For that first march, Coon had only a couple dozen Soldiers or family members to participate. They shared images with the troops in Iraq as a reminder that families and fellow Soldiers would remember the troops sacrifice at Christmas time.
“The heart of the road march is that we are here to show Soldiers who are not home at Christmas, that even though we could be home right now, we are here to show we remember them,” Coon said in his remarks to the attendees before the road march began. “I always call it shared suffering, so today we suffer just a little bit for those who cannot be here.”
"We remember them at a time when we could be comfortable in our homes, wrapping presents," Coon said. "We take a little bit of our time to suffer along with them and sacrifice."
For 2012, marchers who registered in advance received a lanyard where they can write the name of those they’re honoring for troops overseas, or remembering past veterans. Others were provided lanyards bearing the names of area Soldiers serving in Afghanistan or past veterans of the area.
“We are using lanyards for this march to show everyone who you are marching for,” Coon said. “We get to see all the stories, from a lanyard for a Civil War Soldier to Soldiers killed in Vietnam and Iraq to Soldiers currently deployed to Afghanistan,” Coon said.

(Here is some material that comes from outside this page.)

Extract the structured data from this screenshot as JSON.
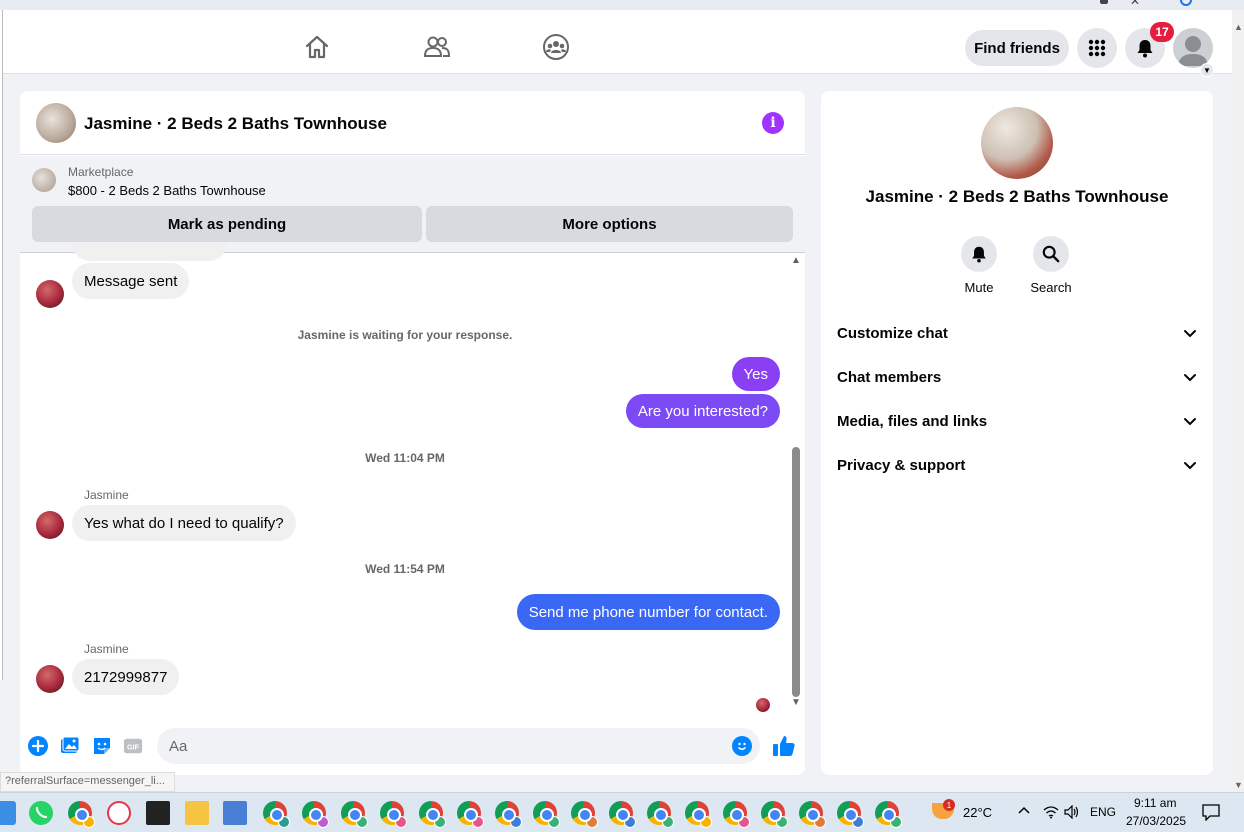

Coon’s lanyard was especially personal. As the former recruiter for the region, his lanyard carried the names of Soldiers killed overseas, Soldiers that he recruited into the National Guard and helped mentor their military careers.
Julie Coon, a long-time supporter of the National Guard’s Family Readiness Program in the area, stressed the importance of families and friends participating.
"When I have a phone call from a mom who says ’this is my daughter’s first year in Afghanistan and I don’t know what to do, I want to come,’ that’s all it is. Everybody’s here for the same reason," she said.
The march, in its nine years, has created its own momentum, exporting the road march tradition to areas where troops are serving.
Chief Warrant Officer Ryan Comstock, serving in Afghanistan with a UH-60 Blackhawk battalion, had marched for years in support of fellow Soldiers, including his older brother Ken, who served and was wounded in Iraq in 2004.
Comstock, a helicopter pilot serves with an Idaho National Guard aviation unit in Afghanistan, organized a companion march for about 45 fellow Soldiers. Those troops set off at 5 a.m on Christmas Eve in theater in order to send digital photos back to New York to motivate the crowd of more than 925 participants in Glens Falls.
Last year, other regional New York Army National Guard members modeled their march while deployed to Guantanamo Bay, Cuba.
The goal for both Art and Julie Coon for the 10th anniversary road march in 2013 will be 1,000 participants.
“Wouldn’t that be great?” Art Coon said.